Africa: Kikuyu & Mombasa, Summer of 1999

My first sketchbook.

In the summer of '99, after graduating from college, I went to Kenya with five classmates to work at a mission hospital in Kikuyu, near Nairobi.  Before I left, a friend gave me a large black sketchbook.

We brought donated medical supplies with us, shadowed physicians during rounds and procedures, and helped with clerical work around the hospital.  We were there for six weeks and were able to travel around the country, as well.

The Green House, a prefab metal clad structure brought over by Scottish Presbyterians around 1910, was the men's residence where three friends and I stayed.

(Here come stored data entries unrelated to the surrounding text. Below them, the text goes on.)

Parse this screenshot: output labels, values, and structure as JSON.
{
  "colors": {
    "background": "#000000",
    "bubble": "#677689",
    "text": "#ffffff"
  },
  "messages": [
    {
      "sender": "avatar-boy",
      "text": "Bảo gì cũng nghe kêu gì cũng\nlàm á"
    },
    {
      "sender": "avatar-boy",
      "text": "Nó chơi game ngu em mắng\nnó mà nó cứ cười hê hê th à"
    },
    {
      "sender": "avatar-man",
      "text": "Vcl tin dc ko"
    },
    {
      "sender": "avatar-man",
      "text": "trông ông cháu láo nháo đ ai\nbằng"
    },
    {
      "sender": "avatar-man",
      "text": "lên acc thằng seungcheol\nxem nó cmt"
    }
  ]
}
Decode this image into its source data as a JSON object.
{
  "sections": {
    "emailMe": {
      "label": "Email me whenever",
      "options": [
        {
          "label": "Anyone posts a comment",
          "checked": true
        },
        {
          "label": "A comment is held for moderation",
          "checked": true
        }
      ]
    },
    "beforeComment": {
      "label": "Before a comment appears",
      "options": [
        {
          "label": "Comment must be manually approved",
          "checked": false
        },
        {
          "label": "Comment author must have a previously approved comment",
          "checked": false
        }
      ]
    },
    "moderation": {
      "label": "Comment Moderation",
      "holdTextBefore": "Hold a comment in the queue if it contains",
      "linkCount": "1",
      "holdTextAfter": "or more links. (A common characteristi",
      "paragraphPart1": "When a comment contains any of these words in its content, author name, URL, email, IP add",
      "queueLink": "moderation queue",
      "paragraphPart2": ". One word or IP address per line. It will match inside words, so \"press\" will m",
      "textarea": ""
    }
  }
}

Guard's house behind the Green House

Inside the Green House.

Porch of the Green House.

Van ride back from our photo safari in the Masai Mara and Serengeti.

In mid June we took a train from Nairobi to Mombasa on the coast.  On the 14-hour trip I read The Man-eaters of Tsavo.  Written in the Victorian era, it tells the story of lion attacks on the worker camps during the rail's construction.

We stayed in a beachfront resort in Mombasa for a few days.  Most of the tourists were European, and of them most were German.

Camels for hire, and an ever-present and watchful policeman.

Entrepreneurs on the beach.  Men selling everything from boat-rides to photographs and trinkets.  Anyone of them could speak a handful of languages, and would try them out on you until they got it right.  German was usually their first try, and English came in second or third.  I showed this sketch to a few of them, and they appreciated the policeman with his back turned.